What we don't know is if this is tire related - a lack of "drive" - out of the Yamahas (we know Rossi had to over-ride somewhat to get past Espargaro and Dovi in the opening phases and ruined his tire earlier) - or fueling or some mix of both. The stark nature of the data I found interesting. The fact that Honda could still produce 320+ at the end of the race - out of both Pedrosa and Marquez, with the implied advantage elsewhere - explains why even Lorenzo's superlative ride today couldn't yield the top step of the podium.

I'm guessing it's more tire-related. One way or another, quite interesting.

Nice analysis cgates66! :)

Judging by the drop off in 46's speeds and the fact he mentioned overusing his rear tire to get by Dovi, I think your thesis makes very good sense

One additional thing this points out is the commonly held belief that the Honda is the horsepower king might be quite exaggerated. This differences seem quite small.

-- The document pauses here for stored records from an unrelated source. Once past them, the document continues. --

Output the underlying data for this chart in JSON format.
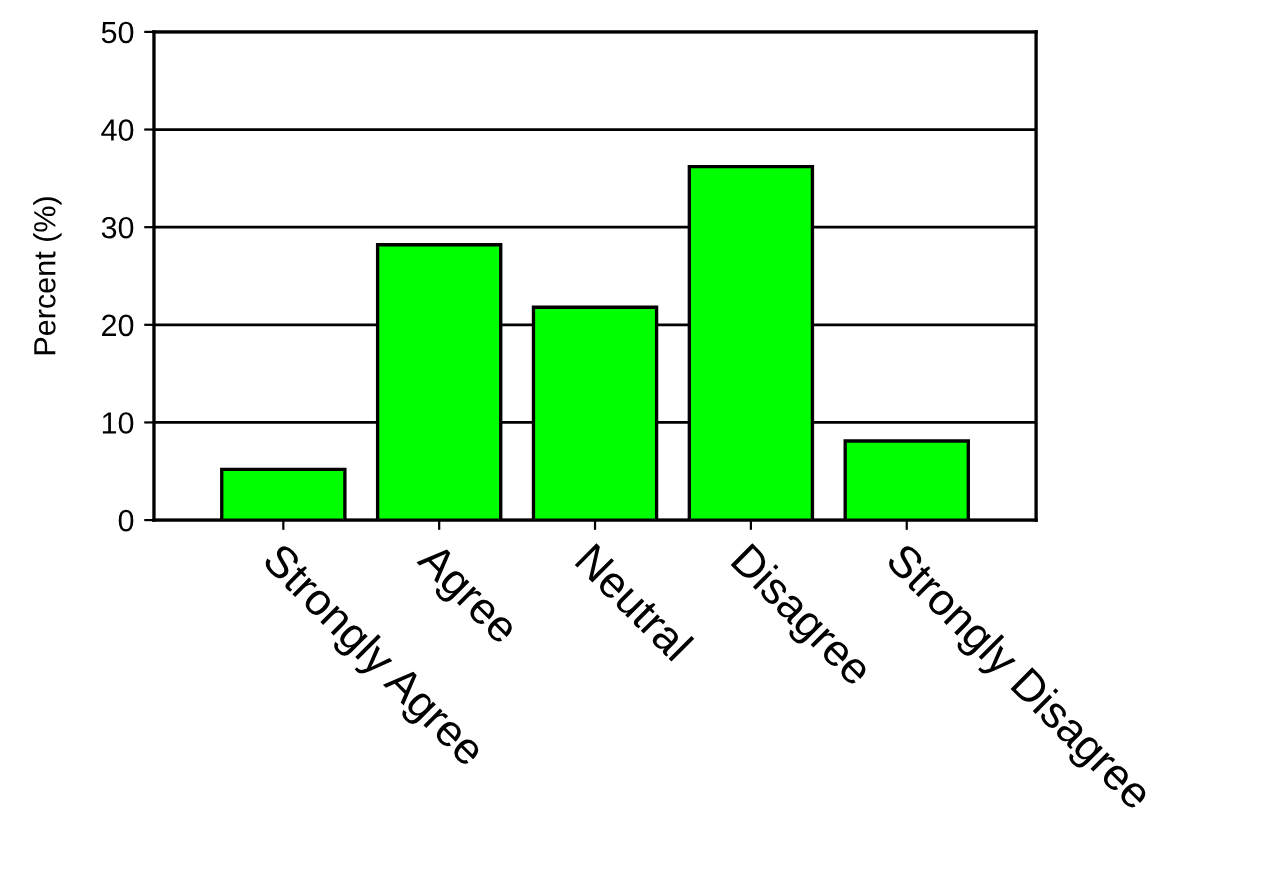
{
  "chart_data": {
    "type": "bar",
    "ylabel": "Percent (%)",
    "categories": [
      "Strongly Agree",
      "Agree",
      "Neutral",
      "Disagree",
      "Strongly Disagree"
    ],
    "values": [
      5.2,
      28.2,
      21.8,
      36.2,
      8.1
    ],
    "color": "#00ff00",
    "ylim": [
      0,
      50
    ],
    "yticks": [
      0,
      10,
      20,
      30,
      40,
      50
    ],
    "grid": "y"
  }
}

These bikes manage the remaining fuel independently from the rider to make sure the bike finishes the race. Whilst none of us know the intricacies of HRC and Yamaha software design & mapping we do know that the Honda appears to manage 20L of fuel better.

E.G. Its perfectly feasible that the Yamaha may for instance give 97% fuel when the rider opens the throttle fully and 96% on the next lap exiting the same corner and so on to manage the fuel whist the Honda is giving 100%.

Nobody will ever admit to what their bike does............ it be nice to be able to compare though.

Everybody moans about electronics in racing but look at it from a factories perspective, wheels go round pistons go up and down, where they can gain knowledge & train engineers the most is with continually developing software. Once these guys rotate onto road bike design the skills they have developed will allow them to develop software that makes street bikes use less fuel for more power.

Or so the theory goes.

I was watching from a few different corners; Rossi's Yam during all the practices looked unstable at the rear tyre coming out of corners, more than any other bike. Whether that was his riding or the bike who knows?

Until the race Lorenzo didn't have a good weekend either, although Bradley was consistently good and made a great start, and Pol got it together albeit late.

Strange and temperamental beats these bikes.

Really good race though, and a great effort by Scott Redding too.